I am getting an odd error
Error in `[.data.frame`(data, , lvls[1]) : undefined columns selected
message when I am using caret to train a glmnet model. I have used basically the same code and the same predictors for an ordinal model (just with a different factor y
then) and it worked fine. It took 400 core hours to compute so I cant show it here though).
#Source a small subset of data
source("https://gist.githubusercontent.com/FredrikKarlssonSpeech/ebd9fccf1de6789a3f529cafc496a90c/raw/efc130e41c7d01d972d1c69e59bf8f5f5fea58fa/voice.R")
trainIndex <- createDataPartition(notna$RC, p = .75,
list = FALSE,
times = 1)
training <- notna[ trainIndex[,1],] %>%
select(RC,FCoM_envel:ATrPS_freq,`Jitter->F0_abs_dif`:RPDE)
testing <- notna[-trainIndex[,1],] %>%
select(RC,FCoM_envel:ATrPS_freq,`Jitter->F0_abs_dif`:RPDE)

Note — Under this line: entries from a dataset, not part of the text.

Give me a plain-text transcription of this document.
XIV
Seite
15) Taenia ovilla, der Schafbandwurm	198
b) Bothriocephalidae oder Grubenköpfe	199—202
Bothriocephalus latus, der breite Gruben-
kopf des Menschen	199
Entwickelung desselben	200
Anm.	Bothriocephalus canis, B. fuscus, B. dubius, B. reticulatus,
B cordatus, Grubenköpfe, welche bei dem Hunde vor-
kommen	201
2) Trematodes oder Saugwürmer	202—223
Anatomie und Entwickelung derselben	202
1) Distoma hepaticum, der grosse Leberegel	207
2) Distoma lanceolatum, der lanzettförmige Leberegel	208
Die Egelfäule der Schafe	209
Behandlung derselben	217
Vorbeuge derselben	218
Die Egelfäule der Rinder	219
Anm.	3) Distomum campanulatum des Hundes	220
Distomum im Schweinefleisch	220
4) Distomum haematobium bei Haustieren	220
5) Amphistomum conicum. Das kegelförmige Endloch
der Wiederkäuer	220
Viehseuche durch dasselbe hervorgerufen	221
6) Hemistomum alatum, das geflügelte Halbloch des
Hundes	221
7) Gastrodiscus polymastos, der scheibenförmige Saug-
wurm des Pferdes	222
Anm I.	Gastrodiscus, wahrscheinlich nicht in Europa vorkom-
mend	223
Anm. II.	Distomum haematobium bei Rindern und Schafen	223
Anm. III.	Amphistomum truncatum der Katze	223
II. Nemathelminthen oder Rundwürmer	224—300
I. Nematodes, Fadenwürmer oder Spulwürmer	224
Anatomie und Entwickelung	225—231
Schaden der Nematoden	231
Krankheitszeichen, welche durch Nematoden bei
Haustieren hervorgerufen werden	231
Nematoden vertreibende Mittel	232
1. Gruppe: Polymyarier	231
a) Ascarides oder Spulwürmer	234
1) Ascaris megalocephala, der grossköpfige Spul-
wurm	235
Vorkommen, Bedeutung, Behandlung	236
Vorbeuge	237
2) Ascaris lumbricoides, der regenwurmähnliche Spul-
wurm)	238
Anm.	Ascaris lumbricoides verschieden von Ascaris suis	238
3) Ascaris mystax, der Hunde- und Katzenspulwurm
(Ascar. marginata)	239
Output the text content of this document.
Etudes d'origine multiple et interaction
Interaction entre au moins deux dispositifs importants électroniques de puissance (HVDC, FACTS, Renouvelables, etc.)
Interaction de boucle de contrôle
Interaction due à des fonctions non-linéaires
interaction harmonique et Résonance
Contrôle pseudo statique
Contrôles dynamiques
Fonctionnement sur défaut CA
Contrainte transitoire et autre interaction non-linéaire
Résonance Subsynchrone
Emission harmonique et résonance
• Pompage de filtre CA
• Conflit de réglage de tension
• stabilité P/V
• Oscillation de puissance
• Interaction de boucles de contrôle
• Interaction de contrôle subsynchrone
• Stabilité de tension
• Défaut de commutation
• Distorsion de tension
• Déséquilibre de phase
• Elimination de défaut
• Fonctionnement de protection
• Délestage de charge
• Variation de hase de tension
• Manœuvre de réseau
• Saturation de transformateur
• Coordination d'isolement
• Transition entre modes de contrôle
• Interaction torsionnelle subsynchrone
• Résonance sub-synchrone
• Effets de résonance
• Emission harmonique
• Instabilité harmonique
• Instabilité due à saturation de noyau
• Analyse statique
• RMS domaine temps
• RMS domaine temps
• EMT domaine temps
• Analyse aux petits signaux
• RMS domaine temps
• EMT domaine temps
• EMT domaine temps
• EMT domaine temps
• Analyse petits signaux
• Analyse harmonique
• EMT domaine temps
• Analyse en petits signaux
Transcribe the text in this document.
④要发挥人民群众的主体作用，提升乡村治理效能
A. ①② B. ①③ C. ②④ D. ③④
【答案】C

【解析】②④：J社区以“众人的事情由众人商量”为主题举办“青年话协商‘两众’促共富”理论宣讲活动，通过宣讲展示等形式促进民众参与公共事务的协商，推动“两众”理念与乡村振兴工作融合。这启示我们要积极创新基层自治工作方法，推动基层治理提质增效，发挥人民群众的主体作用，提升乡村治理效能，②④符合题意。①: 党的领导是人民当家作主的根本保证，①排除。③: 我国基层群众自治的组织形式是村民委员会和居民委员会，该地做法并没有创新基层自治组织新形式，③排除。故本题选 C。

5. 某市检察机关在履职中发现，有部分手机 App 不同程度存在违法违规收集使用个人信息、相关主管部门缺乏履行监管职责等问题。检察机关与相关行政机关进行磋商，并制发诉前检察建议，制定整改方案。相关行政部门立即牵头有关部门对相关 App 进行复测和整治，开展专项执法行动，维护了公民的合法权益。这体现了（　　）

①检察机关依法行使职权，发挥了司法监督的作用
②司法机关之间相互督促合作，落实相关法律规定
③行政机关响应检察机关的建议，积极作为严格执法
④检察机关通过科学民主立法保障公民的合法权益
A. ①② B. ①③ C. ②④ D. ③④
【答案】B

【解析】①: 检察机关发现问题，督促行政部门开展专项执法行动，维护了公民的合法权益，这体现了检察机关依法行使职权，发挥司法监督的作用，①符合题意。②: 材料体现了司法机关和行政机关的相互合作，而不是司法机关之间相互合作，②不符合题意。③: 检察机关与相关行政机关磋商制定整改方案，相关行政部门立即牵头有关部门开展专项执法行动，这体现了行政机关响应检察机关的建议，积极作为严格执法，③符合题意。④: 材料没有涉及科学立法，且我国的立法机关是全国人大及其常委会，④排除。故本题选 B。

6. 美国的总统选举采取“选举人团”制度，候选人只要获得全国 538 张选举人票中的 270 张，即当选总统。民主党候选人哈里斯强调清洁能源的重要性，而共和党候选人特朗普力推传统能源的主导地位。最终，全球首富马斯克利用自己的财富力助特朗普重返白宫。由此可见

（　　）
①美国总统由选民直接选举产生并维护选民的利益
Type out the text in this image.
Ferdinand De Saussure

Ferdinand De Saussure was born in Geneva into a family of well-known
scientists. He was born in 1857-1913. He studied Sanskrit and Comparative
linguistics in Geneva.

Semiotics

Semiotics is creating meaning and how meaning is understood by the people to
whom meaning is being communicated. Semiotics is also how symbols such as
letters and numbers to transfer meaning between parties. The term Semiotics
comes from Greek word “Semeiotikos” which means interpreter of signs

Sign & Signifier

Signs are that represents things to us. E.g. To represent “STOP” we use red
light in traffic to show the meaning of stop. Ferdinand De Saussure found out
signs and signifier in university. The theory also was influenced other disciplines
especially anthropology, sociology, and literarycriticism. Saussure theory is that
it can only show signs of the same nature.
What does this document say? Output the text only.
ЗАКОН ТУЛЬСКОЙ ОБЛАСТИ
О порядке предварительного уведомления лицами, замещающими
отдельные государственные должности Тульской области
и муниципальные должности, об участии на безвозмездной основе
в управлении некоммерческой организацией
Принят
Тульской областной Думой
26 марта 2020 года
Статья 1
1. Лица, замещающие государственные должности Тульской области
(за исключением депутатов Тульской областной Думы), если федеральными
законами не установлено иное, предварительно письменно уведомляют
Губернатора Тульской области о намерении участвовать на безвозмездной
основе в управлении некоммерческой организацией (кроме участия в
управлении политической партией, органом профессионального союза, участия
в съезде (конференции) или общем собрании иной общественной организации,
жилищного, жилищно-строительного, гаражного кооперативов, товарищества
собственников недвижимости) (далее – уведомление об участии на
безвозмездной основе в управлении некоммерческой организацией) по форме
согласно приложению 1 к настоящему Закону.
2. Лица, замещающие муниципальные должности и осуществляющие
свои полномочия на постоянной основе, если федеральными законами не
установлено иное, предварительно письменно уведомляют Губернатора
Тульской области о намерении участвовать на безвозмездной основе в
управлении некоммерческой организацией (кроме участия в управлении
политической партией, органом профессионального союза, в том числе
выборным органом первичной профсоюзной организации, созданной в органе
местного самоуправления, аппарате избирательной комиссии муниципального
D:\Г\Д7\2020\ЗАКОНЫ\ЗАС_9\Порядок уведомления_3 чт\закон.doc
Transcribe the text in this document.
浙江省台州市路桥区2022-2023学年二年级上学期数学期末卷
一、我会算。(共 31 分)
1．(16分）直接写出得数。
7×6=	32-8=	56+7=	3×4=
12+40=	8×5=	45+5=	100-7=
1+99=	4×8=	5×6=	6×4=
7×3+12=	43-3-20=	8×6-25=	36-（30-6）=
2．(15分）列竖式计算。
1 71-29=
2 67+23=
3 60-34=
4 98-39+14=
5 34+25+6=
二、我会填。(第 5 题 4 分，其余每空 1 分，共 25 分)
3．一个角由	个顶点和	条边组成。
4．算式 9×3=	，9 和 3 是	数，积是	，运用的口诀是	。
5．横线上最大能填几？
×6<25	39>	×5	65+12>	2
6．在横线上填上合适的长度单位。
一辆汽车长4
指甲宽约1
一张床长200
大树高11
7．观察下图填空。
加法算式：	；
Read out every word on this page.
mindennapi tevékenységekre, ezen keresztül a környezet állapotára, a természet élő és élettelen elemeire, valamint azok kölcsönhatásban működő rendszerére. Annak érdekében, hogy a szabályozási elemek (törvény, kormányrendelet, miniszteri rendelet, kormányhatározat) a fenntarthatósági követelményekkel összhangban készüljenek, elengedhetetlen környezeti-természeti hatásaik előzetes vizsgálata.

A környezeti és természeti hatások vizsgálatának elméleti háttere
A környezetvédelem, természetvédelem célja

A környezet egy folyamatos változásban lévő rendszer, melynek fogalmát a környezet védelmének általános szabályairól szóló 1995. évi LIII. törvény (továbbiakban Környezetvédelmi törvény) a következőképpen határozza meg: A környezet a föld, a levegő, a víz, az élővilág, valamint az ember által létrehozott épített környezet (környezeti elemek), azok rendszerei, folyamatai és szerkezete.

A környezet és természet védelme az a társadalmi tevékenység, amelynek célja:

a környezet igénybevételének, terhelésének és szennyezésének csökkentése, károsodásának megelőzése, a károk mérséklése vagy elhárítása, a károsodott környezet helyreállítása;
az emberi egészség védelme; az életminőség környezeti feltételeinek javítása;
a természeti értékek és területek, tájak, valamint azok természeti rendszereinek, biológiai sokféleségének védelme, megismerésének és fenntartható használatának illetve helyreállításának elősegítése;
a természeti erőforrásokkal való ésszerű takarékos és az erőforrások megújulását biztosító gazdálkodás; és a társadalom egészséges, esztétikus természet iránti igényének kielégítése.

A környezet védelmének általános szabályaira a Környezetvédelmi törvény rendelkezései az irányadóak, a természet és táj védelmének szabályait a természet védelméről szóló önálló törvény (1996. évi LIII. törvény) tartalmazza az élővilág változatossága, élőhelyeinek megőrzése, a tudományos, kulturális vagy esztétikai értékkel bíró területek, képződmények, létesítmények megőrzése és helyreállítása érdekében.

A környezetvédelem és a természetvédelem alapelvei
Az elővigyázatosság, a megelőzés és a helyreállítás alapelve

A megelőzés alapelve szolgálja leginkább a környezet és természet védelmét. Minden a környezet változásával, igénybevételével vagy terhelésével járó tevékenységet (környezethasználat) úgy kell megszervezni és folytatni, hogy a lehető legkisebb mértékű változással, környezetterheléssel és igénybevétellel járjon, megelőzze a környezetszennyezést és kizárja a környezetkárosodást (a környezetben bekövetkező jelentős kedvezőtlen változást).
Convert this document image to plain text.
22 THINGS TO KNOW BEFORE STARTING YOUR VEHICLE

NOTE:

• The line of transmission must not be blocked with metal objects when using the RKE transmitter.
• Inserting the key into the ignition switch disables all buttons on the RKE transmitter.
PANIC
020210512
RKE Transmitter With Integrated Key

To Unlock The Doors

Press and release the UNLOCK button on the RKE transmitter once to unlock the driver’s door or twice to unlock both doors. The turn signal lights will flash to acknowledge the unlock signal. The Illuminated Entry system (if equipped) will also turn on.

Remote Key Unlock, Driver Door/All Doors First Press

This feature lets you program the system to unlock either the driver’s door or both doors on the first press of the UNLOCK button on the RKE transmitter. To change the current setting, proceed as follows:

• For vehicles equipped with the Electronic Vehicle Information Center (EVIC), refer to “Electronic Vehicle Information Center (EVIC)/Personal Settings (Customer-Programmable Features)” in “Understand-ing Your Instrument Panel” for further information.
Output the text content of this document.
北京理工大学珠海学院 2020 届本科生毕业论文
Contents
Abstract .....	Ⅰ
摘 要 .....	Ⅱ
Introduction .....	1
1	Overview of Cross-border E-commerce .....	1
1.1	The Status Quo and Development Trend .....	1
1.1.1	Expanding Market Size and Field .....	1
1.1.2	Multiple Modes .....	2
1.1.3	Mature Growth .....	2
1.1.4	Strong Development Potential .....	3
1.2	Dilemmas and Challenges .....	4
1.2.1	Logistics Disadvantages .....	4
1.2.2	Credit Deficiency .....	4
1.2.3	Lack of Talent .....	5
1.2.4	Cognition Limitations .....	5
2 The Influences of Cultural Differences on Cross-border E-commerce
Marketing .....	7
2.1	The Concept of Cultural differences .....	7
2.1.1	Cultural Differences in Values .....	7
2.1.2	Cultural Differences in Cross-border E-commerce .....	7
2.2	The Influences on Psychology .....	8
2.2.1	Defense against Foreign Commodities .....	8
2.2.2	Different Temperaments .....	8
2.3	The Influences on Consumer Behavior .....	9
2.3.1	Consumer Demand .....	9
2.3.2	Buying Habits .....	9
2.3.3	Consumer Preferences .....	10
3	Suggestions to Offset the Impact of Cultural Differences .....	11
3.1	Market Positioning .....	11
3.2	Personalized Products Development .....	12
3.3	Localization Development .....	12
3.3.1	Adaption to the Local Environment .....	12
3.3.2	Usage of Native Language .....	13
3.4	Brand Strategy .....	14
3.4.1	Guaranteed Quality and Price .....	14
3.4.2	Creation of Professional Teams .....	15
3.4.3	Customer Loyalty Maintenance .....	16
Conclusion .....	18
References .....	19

fitControl <- trainControl(## 10-fold CV
method = "CV",
number = 10,
allowParallel=TRUE,
savePredictions="final",
summaryFunction=twoClassSummary)
vtCVFit <- train(x=training[-1],y=training[,"RC"],
method = "glmnet",
trControl = fitControl,
preProcess=c("center", "scale"),
metric="Kappa"
)
I cant find anything obviously wrong with the data. No NAs
table(is.na(training))
FALSE
43166
and dont see why it would try to index outside of the number of columns.
Any suggestions?